Citadels are commonly used in case of pirate attack – on Tuesday Major Generatl Buster Howes, the top commander of EU NAVFOR, said there had been 21 incidents in recent months when pirates boarded a ship, found the crew locked in a citadel and abandoned ship. For instance, on January 28 pirates boarded a tanker while the crew entered the citadel and called for help. They were rescued when a Dutch navy team boarded the vessel. The pirates escaped before the warship arrived.
However, pirates are increasingly using high explosives and rocket propelled grenades to get into the citadels and are generally becoming more violent in their attacks. Howes said that pirates are much more willing to use violence, and more brutal violence, than they were a few years ago. He said that Somali pirates are systematically torturing hostages and using them as human shields, sometimes beating hostages on deck if a warship cames too close.

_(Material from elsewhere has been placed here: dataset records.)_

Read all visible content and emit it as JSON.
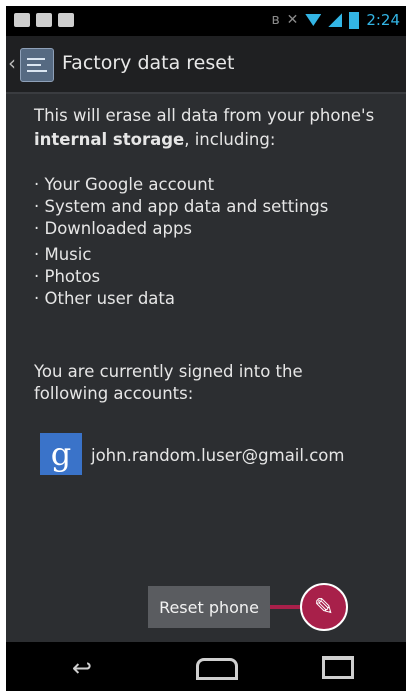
{
  "statusbar": {
    "time": "2:24",
    "icons": [
      "chat-icon",
      "bag-icon",
      "gamepad-icon",
      "bluetooth-icon",
      "mute-icon",
      "wifi-icon",
      "signal-icon",
      "battery-icon"
    ]
  },
  "actionbar": {
    "title": "Factory data reset",
    "icon": "settings-icon"
  },
  "content": {
    "intro_line1": "This will erase all data from your phone's",
    "intro_bold": "internal storage",
    "intro_rest": ", including:",
    "items": [
      "· Your Google account",
      "· System and app data and settings",
      "· Downloaded apps",
      "· Music",
      "· Photos",
      "· Other user data"
    ],
    "accounts_line1": "You are currently signed into the",
    "accounts_line2": "following accounts:",
    "account": {
      "icon_letter": "g",
      "email": "john.random.luser@gmail.com"
    }
  },
  "button": {
    "reset_label": "Reset phone"
  },
  "callout": {
    "symbol": "✎"
  },
  "colors": {
    "background": "#2c2e31",
    "accent": "#33b5e5",
    "callout": "#a8204a",
    "google_blue": "#3a73c9"
  },
  "navbar": {
    "icons": [
      "back-icon",
      "home-icon",
      "recent-apps-icon"
    ]
  }
}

Oceans Beyond Piracy estimates that piracy is costing the global economy between US$7 billion and US$12 billion every year. The realization that the hostages - and not just the ship and its cargo – have value means that pirates are also more frequently using hijacked ships to launch attacks. "It's really spiked in the last six weeks," said Howes. In the six days after Christmas, 11 pirated ships had been put to sea to act as "motherships" he said.
Last week US Navy Vice Admiarl Mark Fox said that for the first time pirates are persistently and increasingly using mother ships – up to eight at a time – throughout the region around Somalia. He called this development a ‘game changer’. This is of particular concern as more than 22 000 ships transit the Gulf of Aden each year.
Various solutions are being developed to safeguard ships, which are increasingly carrying private armed security guards. The German Ernst Komrowski shipping company said it will now have its 20 ships protected by armed guards and the Hamburg-based Offen shipping company says it will also put armed guards on ships passing through the pirate zone, Der Spiegel reports.
In January Samsung Heavy Industries rolled out a system that alerts the crew to an approaching vessel and enables sailors to remotely fire water cannons at the attackers. On Tuesday Mace Personal Defence announced it had joined with Shipboard Defence Systems to create an anti-piracy device that would spray Mace pepper spray at boarders. Other anti-piracy systems work by using strobing lights to disorient attackers or firing a rope across the water to entangle propellers.